Even so, the open-weapon approach bothers me less than seeing players knee-slide across BF6’s carefully crafted battlefields as if they were kids tearing around a freshly waxed gym. This ties into BF6’s new “Kinesthetic Combat System,” which supports noticeably quicker, more mobile movement. To be fair, it’s a meaningful step forward overall—getting around obstacles has never felt smoother. Yet there are moments when it crosses into feeling too arcade-like. EA has already dialed back knee-sliding before launch, but honestly, they should just remove it completely. Even with a world where everyone has a parachute, it still feels awkward and irritating—almost like if Tom Hanks pulled out a skateboard and did a nosegrind along a tank trap in Saving Private Ryan.

It’s worth noting that the modes available to test during the review don’t cover the full menu of what’s coming. Battlefield Portal, where players can build their own game modes and customize maps, wasn’t available to test before launch, and the much-anticipated Battle Royale mode won’t arrive until later this year. What BF6 does include, of course, is a single-player campaign that puts you in the role of a NATO special forces unit—Dagger 13—as it hunts for the elusive leadership behind Pax Armata.

This is BF6’s first meaningful single-player offering in some time, coming after BF1 and BFV’s hit-and-miss efforts and the fact that 2042 didn’t include a single-player component at all. I’m torn. On one hand, it does a solid job of using the game’s different locations to craft entertaining missions. Some of the highlight beats include a high-energy HALO drop onto Gibraltar’s rock and a chaotic push through New York City as you try to protect the President (played with real commitment by Benito Martinez) from repeated drone-driven assassination attempts—along with attacks from vehicles and an intense sprint along the east river shoreline.


A screenshot of Battlefield 6, showing three soldiers stood on a balcony in Gibraltar, overlooking a square as a helicopter hovers overhead.
The campaign delivers lavish first-person cutscenes at nearly the same pace as it serves up explosions. They can be a bit grating, if I’m honest. | Image credit: Eurogamer / EA

Not every mission lands. The one right before this starts with a lackluster rerun of Modern Warfare 2019’s “Clean House”—another case of BF6 borrowing a CoD-style moment, with questionable results. The required open-world mission also feels strangely flat, and I ultimately enjoyed the campaign more when it leaned into BF6’s fast, kinetic firefights and explosive destruction through tighter, more linear segments. In fact, the last mission is outstanding, going all-in in a way that nearly justifies the entire undertaking. It nods back to older cinematic military-shooter campaign design, throwing you into a sprawling, sensory-overload grinder of action—and I’d love to see more of this approach from both Battlefield and Call of Duty in their single-player experiences.
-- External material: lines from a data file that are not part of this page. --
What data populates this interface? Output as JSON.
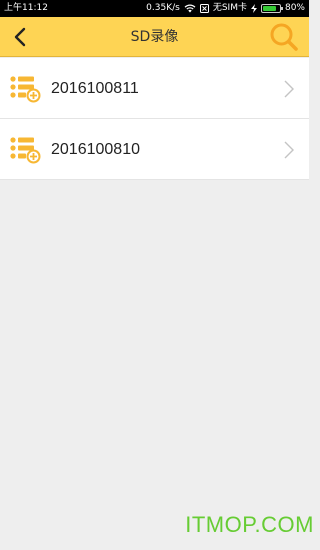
{
  "status_bar": {
    "time": "上午11:12",
    "network_speed": "0.35K/s",
    "sim_status": "无SIM卡",
    "battery": "80%",
    "battery_level": 0.8
  },
  "header": {
    "title": "SD录像",
    "accent_color": "#fed454",
    "search_icon_color": "#f5a623"
  },
  "records": [
    {
      "label": "2016100811"
    },
    {
      "label": "2016100810"
    }
  ],
  "watermark": "ITMOP.COM"
}
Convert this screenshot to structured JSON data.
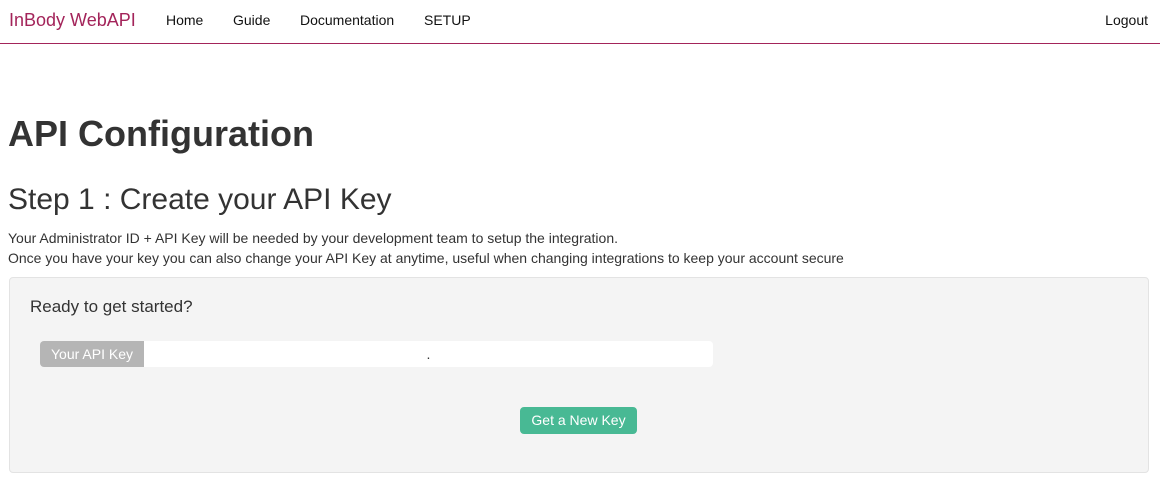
{
  "navbar": {
    "brand": "InBody WebAPI",
    "links": [
      {
        "label": "Home"
      },
      {
        "label": "Guide"
      },
      {
        "label": "Documentation"
      },
      {
        "label": "SETUP"
      }
    ],
    "logout_label": "Logout",
    "accent_color": "#a3245a"
  },
  "page": {
    "title": "API Configuration",
    "step_title": "Step 1 : Create your API Key",
    "description_lines": [
      "Your Administrator ID + API Key will be needed by your development team to setup the integration.",
      "Once you have your key you can also change your API Key at anytime, useful when changing integrations to keep your account secure"
    ]
  },
  "panel": {
    "heading": "Ready to get started?",
    "api_key_label": "Your API Key",
    "api_key_value": ".",
    "button_label": "Get a New Key",
    "button_color": "#48b994"
  }
}
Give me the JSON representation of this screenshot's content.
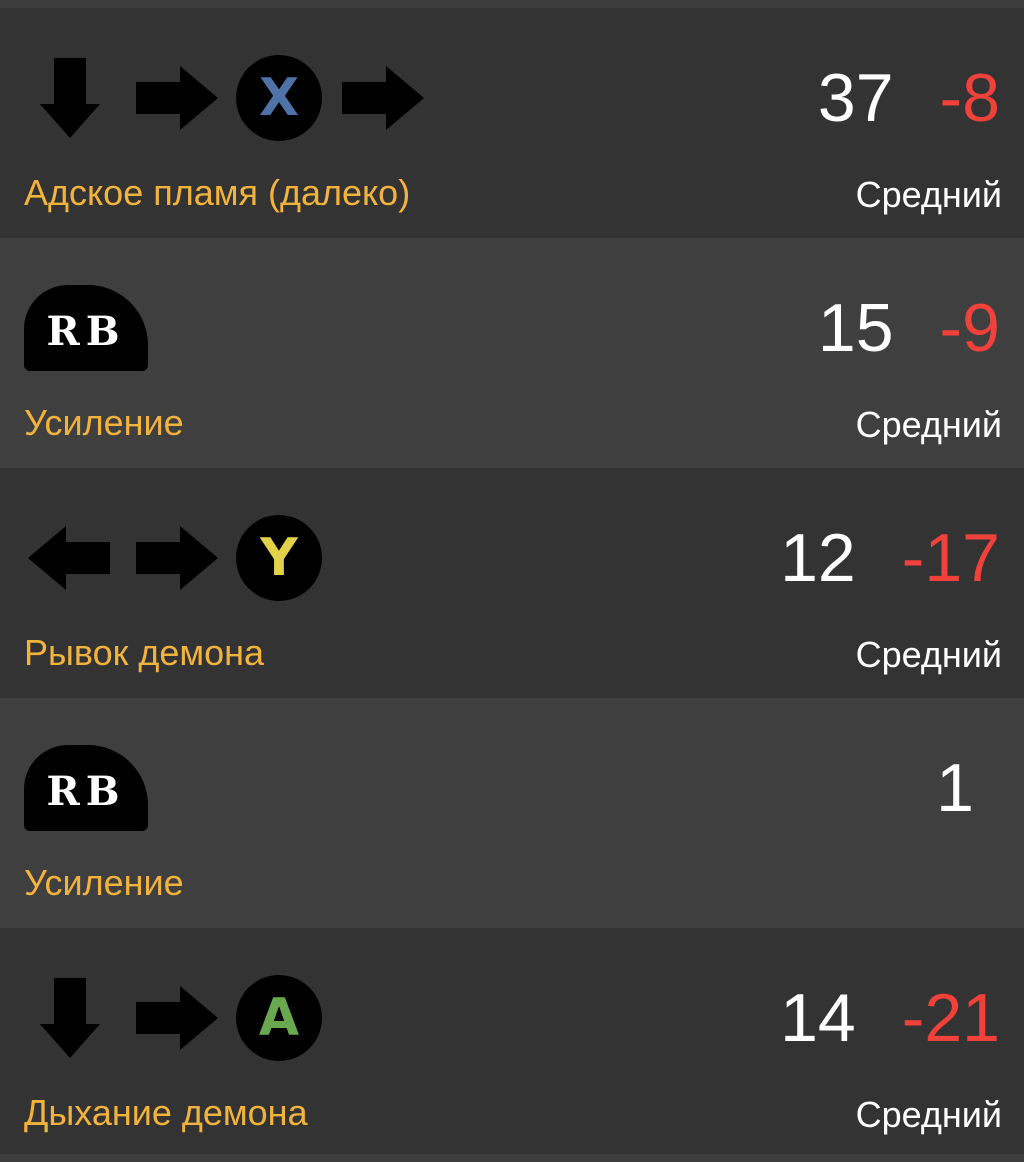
{
  "colors": {
    "x_button": "#4f73a8",
    "y_button": "#e2d24a",
    "a_button": "#6aa84f",
    "move_name": "#f2b33d",
    "recovery": "#f0413a"
  },
  "moves": [
    {
      "name": "Адское пламя (далеко)",
      "startup": "37",
      "recovery": "-8",
      "hit_level": "Средний",
      "inputs": [
        "arrow-down",
        "arrow-right",
        "X",
        "arrow-right"
      ]
    },
    {
      "name": "Усиление",
      "startup": "15",
      "recovery": "-9",
      "hit_level": "Средний",
      "inputs": [
        "RB"
      ]
    },
    {
      "name": "Рывок демона",
      "startup": "12",
      "recovery": "-17",
      "hit_level": "Средний",
      "inputs": [
        "arrow-left",
        "arrow-right",
        "Y"
      ]
    },
    {
      "name": "Усиление",
      "startup": "1",
      "recovery": "",
      "hit_level": "",
      "inputs": [
        "RB"
      ]
    },
    {
      "name": "Дыхание демона",
      "startup": "14",
      "recovery": "-21",
      "hit_level": "Средний",
      "inputs": [
        "arrow-down",
        "arrow-right",
        "A"
      ]
    }
  ]
}
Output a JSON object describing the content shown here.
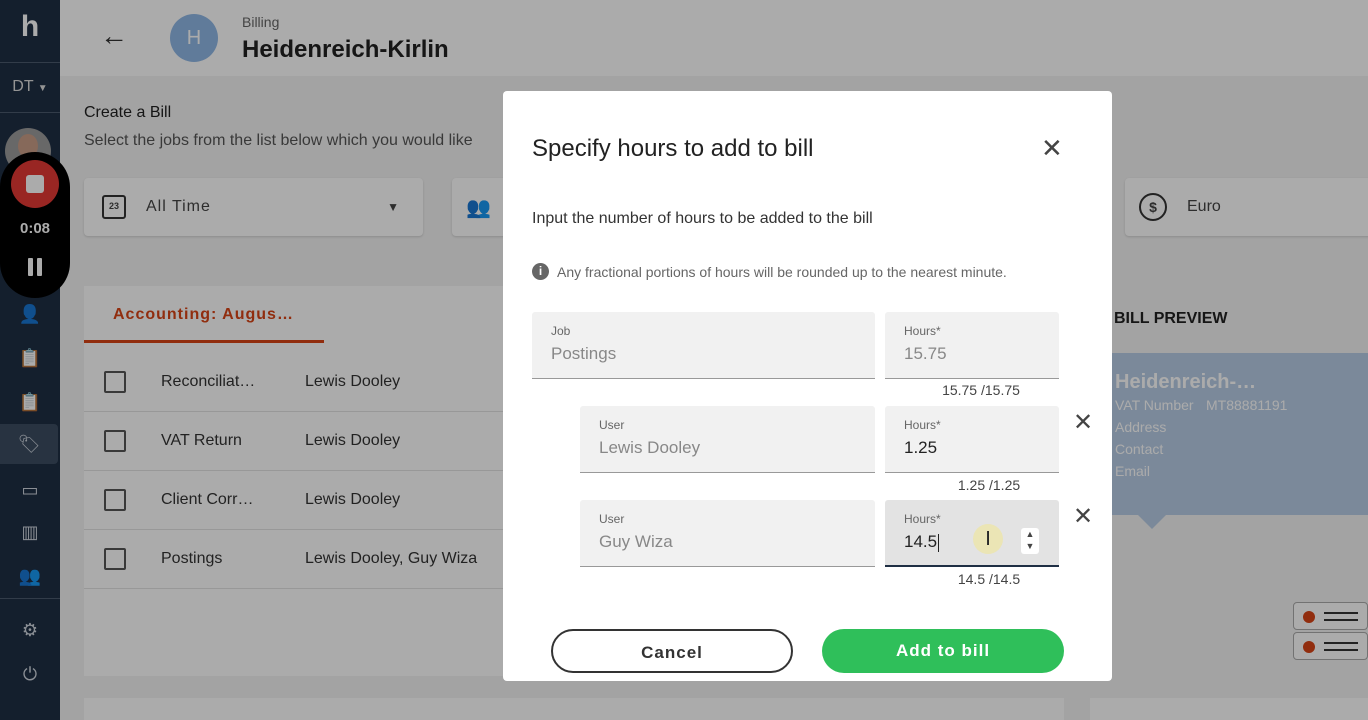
{
  "sidebar": {
    "logo": "h",
    "org": "DT",
    "recorder": {
      "time": "0:08"
    }
  },
  "header": {
    "back_icon": "←",
    "avatar_letter": "H",
    "breadcrumb": "Billing",
    "client_name": "Heidenreich-Kirlin"
  },
  "page": {
    "create_title": "Create a Bill",
    "create_subtitle": "Select the jobs from the list below which you would like",
    "filters": {
      "time_icon_text": "23",
      "time_label": "All Time",
      "currency": "Euro"
    },
    "jobs_tab": "Accounting: Augus…",
    "jobs": [
      {
        "name": "Reconciliat…",
        "users": "Lewis Dooley"
      },
      {
        "name": "VAT Return",
        "users": "Lewis Dooley"
      },
      {
        "name": "Client Corr…",
        "users": "Lewis Dooley"
      },
      {
        "name": "Postings",
        "users": "Lewis Dooley, Guy Wiza"
      }
    ],
    "preview": {
      "title": "BILL PREVIEW",
      "client": "Heidenreich-…",
      "vat_label": "VAT Number",
      "vat_value": "MT88881191",
      "address_label": "Address",
      "contact_label": "Contact",
      "email_label": "Email"
    }
  },
  "modal": {
    "title": "Specify hours to add to bill",
    "subtitle": "Input the number of hours to be added to the bill",
    "info": "Any fractional portions of hours will be rounded up to the nearest minute.",
    "job": {
      "label": "Job",
      "value": "Postings",
      "hours_label": "Hours*",
      "hours_value": "15.75",
      "caption": "15.75 /15.75"
    },
    "users": [
      {
        "label": "User",
        "name": "Lewis Dooley",
        "hours_label": "Hours*",
        "hours": "1.25",
        "caption": "1.25 /1.25"
      },
      {
        "label": "User",
        "name": "Guy Wiza",
        "hours_label": "Hours*",
        "hours": "14.5",
        "caption": "14.5 /14.5"
      }
    ],
    "cancel_label": "Cancel",
    "add_label": "Add to bill"
  }
}
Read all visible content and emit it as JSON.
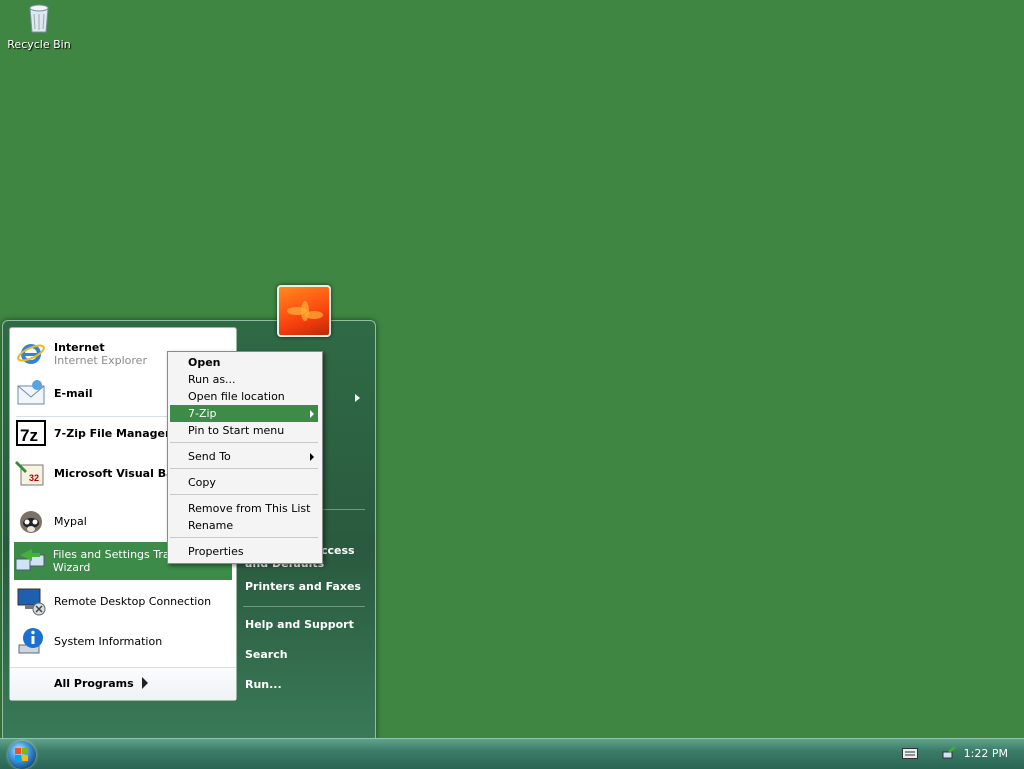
{
  "desktop": {
    "icons": [
      {
        "label": "Recycle Bin",
        "icon": "recycle-bin-icon"
      }
    ]
  },
  "start_menu": {
    "user_picture": "flower-user-picture",
    "programs": [
      {
        "title": "Internet",
        "subtitle": "Internet Explorer",
        "icon": "internet-explorer-icon"
      },
      {
        "title": "E-mail",
        "icon": "email-icon"
      },
      {
        "label": "7-Zip File Manager",
        "icon": "7zip-icon"
      },
      {
        "label": "Microsoft Visual Basic",
        "icon": "visual-basic-icon"
      },
      {
        "label": "Mypal",
        "icon": "mypal-icon"
      },
      {
        "label": "Files and Settings Transfer Wizard",
        "icon": "transfer-wizard-icon",
        "selected": true
      },
      {
        "label": "Remote Desktop Connection",
        "icon": "remote-desktop-icon"
      },
      {
        "label": "System Information",
        "icon": "system-info-icon"
      }
    ],
    "all_programs": "All Programs",
    "right_pane": {
      "set_program_access_partial": "and Defaults",
      "set_program_access_tail": "ccess",
      "printers": "Printers and Faxes",
      "help": "Help and Support",
      "search": "Search",
      "run": "Run..."
    }
  },
  "context_menu": {
    "items": [
      {
        "label": "Open",
        "bold": true
      },
      {
        "label": "Run as..."
      },
      {
        "label": "Open file location"
      },
      {
        "label": "7-Zip",
        "submenu": true,
        "highlighted": true
      },
      {
        "label": "Pin to Start menu"
      },
      {
        "label": "Send To",
        "submenu": true
      },
      {
        "label": "Copy"
      },
      {
        "label": "Remove from This List"
      },
      {
        "label": "Rename"
      },
      {
        "label": "Properties"
      }
    ]
  },
  "taskbar": {
    "clock": "1:22 PM",
    "tray_icons": [
      "keyboard-icon",
      "network-icon"
    ]
  },
  "colors": {
    "desktop": "#3f8642",
    "highlight": "#3c8b49",
    "start_menu": "#2f6a45"
  }
}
The campaign’s method of connecting these missions together doesn’t feel quite as convincing. It kicks off with an unsettlingly timely trigger event—specifically NATO’s insufficient response to the Pax Armata incursion in Eastern Europe. From there, though, it quickly slips into yet another chapter of the Spec-Ops Man and the Tier 1 Troopers storyline, each trying to outdo the others as the most loyal, self-sacrificing zealots in military history. The plot also keeps juggling timelines, flashbacks, and different playable characters in a way that muddles the narrative, ending in a weak finale that assumes there will be a sequel (or possibly more campaign DLC—hardly the first time EA has used that kind of move).

In the end, though, Battlefield 6 does understand what makes the series great, even if it sometimes seems reluctant to lean in fully. Unlike 2042, the fun is there from the start, and its challenges are fairly simple to overcome. There’s still plenty of room to aim higher, and I’d love to see more of those wide, open sandboxes to explore, but overall, Battlefield 6 offers a solid reset—and, just as importantly, a strong base for EA to build from.

A copy of Battlefield 6 was provided for this review by EA.